Comprehensive thought leadership consulting for B2B & professional services firms

Thought Leadership Success Factor No. 2: Patience

There are no short cuts to thought leadership. None. Anyone who tells you otherwise probably sold a get-rich-quick scheme in a previous career.

In my last post, I laid out the first factor behind companies that excel at thought leadership marketing: a big appetite for differentiating their product/service offering on the basis of possessing truly unique expertise. These companies don’t want to compete on price — whether they are an IT services firm that can’t match the costs of the offshoring contingent or a consulting firm whose brochures make it indistinguishable from hundreds of advisers in supply chain improvement.

This post is about the second of my five factors: organizational patience.

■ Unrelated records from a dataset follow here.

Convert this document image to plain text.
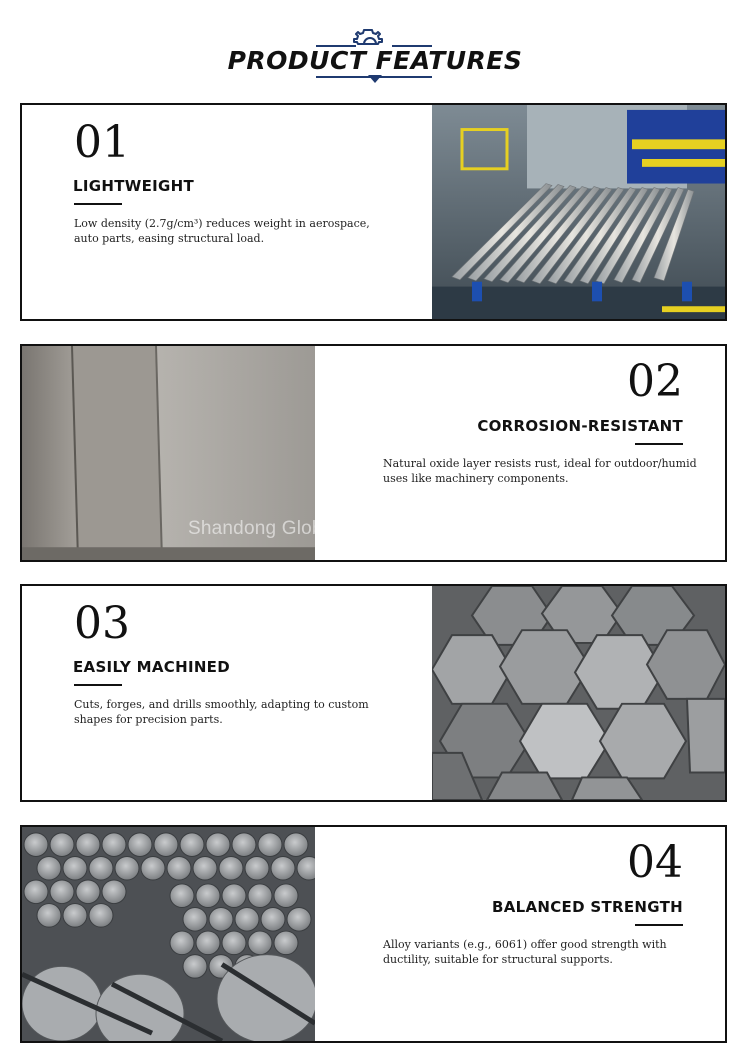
PRODUCT FEATURES
01
LIGHTWEIGHT
Low density (2.7g/cm³) reduces weight in aerospace, auto parts, easing structural load.
02
CORROSION-RESISTANT
Natural oxide layer resists rust, ideal for outdoor/humid uses like machinery components.
Shandong Global Steel Group Co. Ltd.
03
EASILY MACHINED
Cuts, forges, and drills smoothly, adapting to custom shapes for precision parts.
04
BALANCED STRENGTH
Alloy variants (e.g., 6061) offer good strength with ductility, suitable for structural supports.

If it were easy to become recognized by the market as a thought leader, everyone’s phones would be ringing regularly with journalists asking for opinions, management journal editors seeking article submissions, and conference organizers looking for keynote speakers.   I probably don’t need to tell you that for most people, this isn’t the case, even for many self-proclaimed thought leaders.

There are no short cuts to thought leadership. None. Anyone who tells you otherwise probably sold a get-rich-quick scheme in a previous career.

Getting recognized as a thought leader is the result of a) developing profound, new insights on a complex issue (insights backed by real-world evidence), and b) getting those insights into the marketplace through articles, speeches, books and other educational marketing channels.

Being recognized as a thought leader may not require 10 years.  But it doesn’t happen in 10 days. And that’s what separates those who are good at thought leadership marketing from those who struggle. The good ones realize the time and effort required to develop a profound, fact-based point of view – and the time to attract an audience to it.  Each can take several months or more. (As an example, it took Deloitte Consulting a year to develop a point of view on the topic of business model innovation, and then another year for its ideas to appear as a cover article in Harvard Business Review in 2003.  We know because we helped them develop their ideas and submit the article.)

Those hoping this timeline would be measured in weeks are the ones who issue superficial points of view that we’ve all heard elsewhere. Nothing new. Or at least, nothing new that’s been substantiated.

And when a great point of view is developed (over months) and marketed (over months), great things happen. The phone rings from people who will pay you handsomely for your expertise.

Another great thing happens: You create a temporary barrier for the next person or firm who wants to one-up you on your topic. To have anything new and substantiated to say on that topic, they too must go through an intensive POV development and marketing effort.

Without patience, there is no payoff to thought leadership marketing.